I'm a night-dive refusenik! I don't do night dives. Or perhaps, more accurately, as most of my dives are in the UK at 60m or below, the experience of diving in darkness is pretty routine. After a good day's diving, the lure of bars, restaurants and socialising is a lot stronger than the urge to kit up and jump in the sea again. It's too much effort - and for what?
I've only ever bothered when I'm abroad, and even there, the sight of a few sleeping fish and those gribbly things that come out at night generally holds my interest for fewer than five minutes.
My best-ever night dive was in S'Algar, Minorca, with cave-diver and photographer Gavin Newman. The entire place was swarming with angry scorpionfish, which added a deliciously risky edge. I was laughing my head off, because I couldn't even put a finger down, and it made posing for the photos a bit of a challenge.
My buddy was photographing sea hares - giant red sea slugs that took off like flying jellies. I had them crawling up my arm and over my head. But what really made it special was diving with Gavin - night time or anytime. Frankly, I'd have enjoyed diving in a sludge bucket with that man; he's a total star.
Whitetip reef sharks hunting by night at Cocos - they really get stuck in.
I had got bored with night dives. Everything would have gone to bed, and when you did find a solitary nocturnal creature, you suffered other divers standing on your head. I would rather spend the time getting ready for dinner. That's why I did no night dives on my first visit to Cocos Island.
My wife never misses any dive. She was with me on my second visit - which is why I never missed a night dive then, or on three subsequent visits.
Manuelita Island at night. You don't need to search for anything interesting -it searches for you! The whitetip reef sharks have learned to use the lights of divers in their voracious night-time search for hapless victims.

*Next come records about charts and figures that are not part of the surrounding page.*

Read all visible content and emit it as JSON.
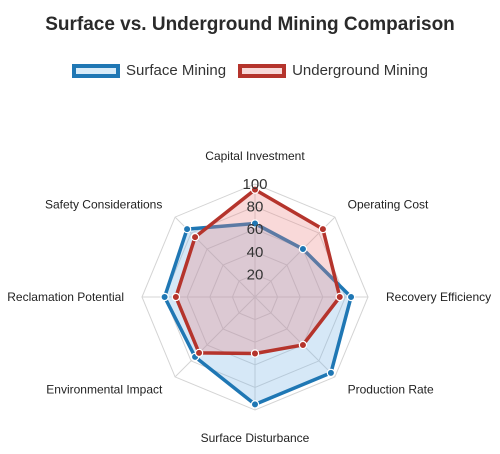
{
  "chart_data": {
    "type": "radar",
    "title": "Surface vs. Underground Mining Comparison",
    "axes": [
      "Capital Investment",
      "Operating Cost",
      "Recovery Efficiency",
      "Production Rate",
      "Surface Disturbance",
      "Environmental Impact",
      "Reclamation Potential",
      "Safety Considerations"
    ],
    "r_ticks": [
      20,
      40,
      60,
      80,
      100
    ],
    "r_range": [
      0,
      100
    ],
    "grid": true,
    "legend_position": "top",
    "series": [
      {
        "name": "Surface Mining",
        "values": [
          65,
          60,
          85,
          95,
          95,
          75,
          80,
          85
        ],
        "stroke": "#1f77b4",
        "fill": "rgba(120, 180, 230, 0.30)"
      },
      {
        "name": "Underground Mining",
        "values": [
          95,
          85,
          75,
          60,
          50,
          70,
          70,
          75
        ],
        "stroke": "#b5342c",
        "fill": "rgba(235, 130, 130, 0.30)"
      }
    ]
  }
}
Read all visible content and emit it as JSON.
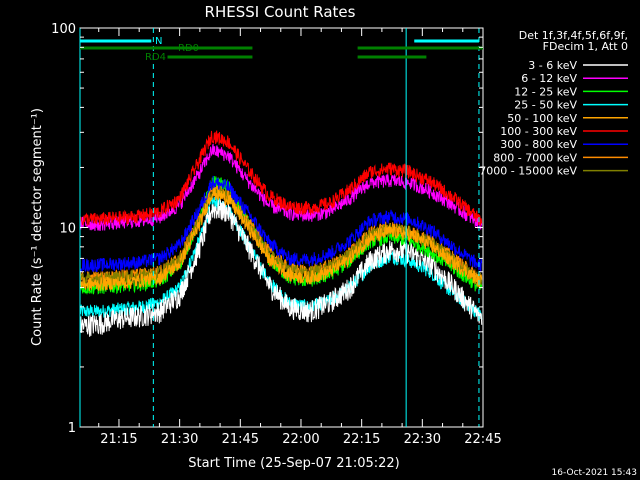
{
  "chart_data": {
    "type": "line",
    "title": "RHESSI Count Rates",
    "xlabel": "Start Time (25-Sep-07 21:05:22)",
    "ylabel": "Count Rate (s⁻¹ detector segment⁻¹)",
    "yscale": "log",
    "ylim": [
      1,
      100
    ],
    "xlim": [
      "21:05:22",
      "22:45:00"
    ],
    "x_ticks": [
      "21:15",
      "21:30",
      "21:45",
      "22:00",
      "22:15",
      "22:30",
      "22:45"
    ],
    "y_ticks": [
      "1",
      "10",
      "100"
    ],
    "grid": false,
    "legend_position": "top-right",
    "legend_header": [
      "Det 1f,3f,4f,5f,6f,9f,",
      "FDecim 1, Att 0"
    ],
    "x_time_points": [
      "21:05",
      "21:10",
      "21:15",
      "21:20",
      "21:25",
      "21:30",
      "21:35",
      "21:38",
      "21:42",
      "21:47",
      "21:52",
      "21:57",
      "22:02",
      "22:07",
      "22:12",
      "22:17",
      "22:22",
      "22:27",
      "22:32",
      "22:37",
      "22:42",
      "22:44"
    ],
    "series": [
      {
        "name": "3 - 6 keV",
        "color": "#ffffff",
        "values": [
          3.2,
          3.3,
          3.5,
          3.6,
          3.8,
          4.6,
          8.0,
          12.5,
          12.0,
          8.0,
          5.2,
          4.0,
          3.8,
          4.2,
          5.0,
          6.8,
          7.8,
          7.5,
          6.6,
          5.2,
          4.0,
          3.6
        ]
      },
      {
        "name": "6 - 12 keV",
        "color": "#ff00ff",
        "values": [
          10.5,
          10.4,
          10.6,
          10.8,
          11.2,
          13.0,
          19.0,
          24.5,
          23.0,
          17.0,
          13.0,
          11.8,
          11.5,
          12.0,
          14.0,
          16.8,
          17.2,
          16.8,
          15.2,
          13.2,
          11.2,
          10.6
        ]
      },
      {
        "name": "12 - 25 keV",
        "color": "#00ff00",
        "values": [
          5.0,
          5.0,
          5.1,
          5.2,
          5.4,
          6.5,
          11.0,
          17.0,
          16.0,
          10.5,
          7.0,
          5.6,
          5.4,
          5.8,
          6.8,
          8.5,
          9.0,
          8.6,
          7.6,
          6.4,
          5.4,
          5.0
        ]
      },
      {
        "name": "25 - 50 keV",
        "color": "#00ffff",
        "values": [
          3.8,
          3.8,
          3.9,
          4.0,
          4.2,
          5.0,
          8.8,
          13.5,
          12.5,
          8.2,
          5.4,
          4.2,
          4.0,
          4.3,
          5.0,
          6.4,
          7.2,
          6.8,
          6.0,
          4.8,
          4.0,
          3.7
        ]
      },
      {
        "name": "50 - 100 keV",
        "color": "#ffa500",
        "values": [
          5.2,
          5.2,
          5.3,
          5.4,
          5.6,
          6.6,
          10.5,
          15.0,
          14.0,
          10.0,
          7.0,
          5.8,
          5.6,
          6.0,
          7.0,
          8.8,
          9.6,
          9.2,
          8.2,
          6.8,
          5.8,
          5.4
        ]
      },
      {
        "name": "100 - 300 keV",
        "color": "#ff0000",
        "values": [
          11.0,
          11.0,
          11.2,
          11.4,
          12.0,
          14.0,
          22.0,
          29.0,
          27.0,
          19.5,
          14.5,
          12.8,
          12.5,
          13.2,
          15.5,
          19.0,
          19.8,
          19.0,
          17.0,
          14.5,
          12.0,
          11.0
        ]
      },
      {
        "name": "300 - 800 keV",
        "color": "#0000ff",
        "values": [
          6.5,
          6.5,
          6.6,
          6.7,
          7.0,
          8.2,
          12.5,
          17.0,
          16.0,
          11.8,
          8.5,
          7.0,
          6.9,
          7.4,
          8.6,
          10.8,
          11.4,
          11.0,
          9.8,
          8.2,
          6.9,
          6.5
        ]
      },
      {
        "name": "800 - 7000 keV",
        "color": "#ff8c00",
        "values": [
          5.6,
          5.6,
          5.7,
          5.8,
          6.0,
          7.0,
          11.2,
          15.6,
          14.6,
          10.6,
          7.6,
          6.2,
          6.0,
          6.4,
          7.4,
          9.4,
          10.0,
          9.6,
          8.6,
          7.2,
          6.0,
          5.6
        ]
      },
      {
        "name": "7000 - 15000 keV",
        "color": "#808000",
        "values": [
          5.5,
          5.5,
          5.6,
          5.7,
          5.9,
          6.9,
          11.0,
          15.4,
          14.4,
          10.4,
          7.4,
          6.1,
          5.9,
          6.3,
          7.3,
          9.2,
          9.8,
          9.4,
          8.4,
          7.0,
          5.9,
          5.5
        ]
      }
    ],
    "flags": [
      {
        "label": "N",
        "color": "#00ffff",
        "segments": [
          [
            "21:05:22",
            "21:23:00"
          ],
          [
            "22:28:00",
            "22:44:00"
          ]
        ]
      },
      {
        "label": "RD0",
        "color": "#008000",
        "segments": [
          [
            "21:05:22",
            "21:48:00"
          ],
          [
            "22:14:00",
            "22:45:00"
          ]
        ]
      },
      {
        "label": "RD4",
        "color": "#008000",
        "segments": [
          [
            "21:27:00",
            "21:48:00"
          ],
          [
            "22:14:00",
            "22:31:00"
          ]
        ]
      }
    ],
    "vertical_lines": [
      {
        "time": "21:05:22",
        "style": "solid",
        "color": "#00ffff"
      },
      {
        "time": "21:23:30",
        "style": "dashed",
        "color": "#00ffff"
      },
      {
        "time": "22:26:00",
        "style": "solid",
        "color": "#00ffff"
      },
      {
        "time": "22:44:00",
        "style": "dashed",
        "color": "#00ffff"
      }
    ],
    "timestamp": "16-Oct-2021 15:43"
  }
}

I don't mean you get the odd predator following you along, or even a few sharks. I am talking about hundreds!
The seabed becomes a churning mass of grey bodies as they compete to catch the small fish loitering helplessly under rocks. You may have seen whitetip reef sharks lolling lugubriously on the sand during daylight hours, but at night they become every small fish's worst nightmare.

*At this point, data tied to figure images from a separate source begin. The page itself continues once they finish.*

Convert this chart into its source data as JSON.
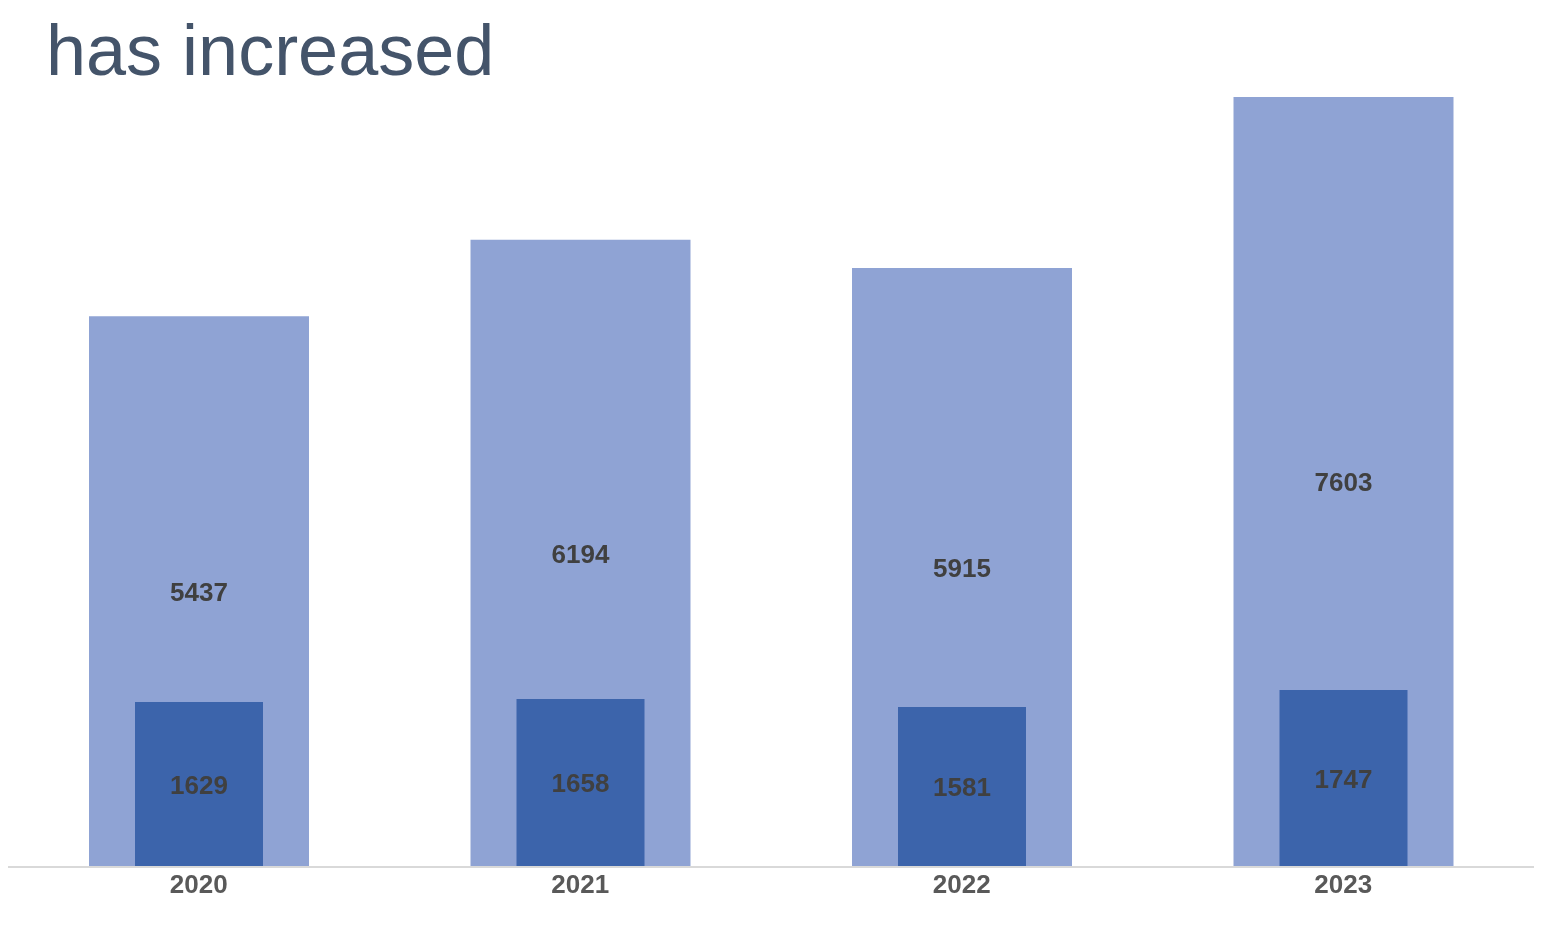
{
  "chart_data": {
    "type": "bar",
    "title": "has increased",
    "categories": [
      "2020",
      "2021",
      "2022",
      "2023"
    ],
    "series": [
      {
        "color": "#8fa3d4",
        "values": [
          5437,
          6194,
          5915,
          7603
        ]
      },
      {
        "color": "#3c64ab",
        "values": [
          1629,
          1658,
          1581,
          1747
        ]
      }
    ],
    "data_labels": true
  }
}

It's a spectacle. I just make sure I get my buoyancy perfect. I don't want to put an unsuspecting hand among that lot!
Capstan on the Victoria.
Diving at night is probably the most relaxing thing I can imagine doing. Ever since I started diving I have always tried to dive after sunset whenever possible, whether turtle-spotting on a Barbadian reef or trimix-diving 100m down on a wreck - it's magic.
Seeing by torchlight lets the mind focus only on an image in the spotlight, eliminating all the peripheral adverts that normally cloud and pollute life and vistas topside.
My favourite all-time night dive was last year during a trip to Lebanon. Bad weather had prevented diving on HMS Victoria for a week, but every day the winds abated by 6-7pm. We decided to dive the wreck to 100m as a night dive and it proved incredible.
Looking through a torch beam focused our gaze onto fragments of the wreck yet unnoticed. Peering through portholes and doorways, scanning the scene just a foot at a time, it was possible to draw an image of life on-board just before Victoria's tragic sinking a century ago.
Every shadow seemed to dance and play mind tricks, looking inside this gallant wreck - was it a trick of the light, a restless fish or something else? Who knows?
Just as amazing was to dive to such incredible depths at night, a group of seven divers using both open- and closed-circuit equipment, with everybody clearly having the dive of their lives.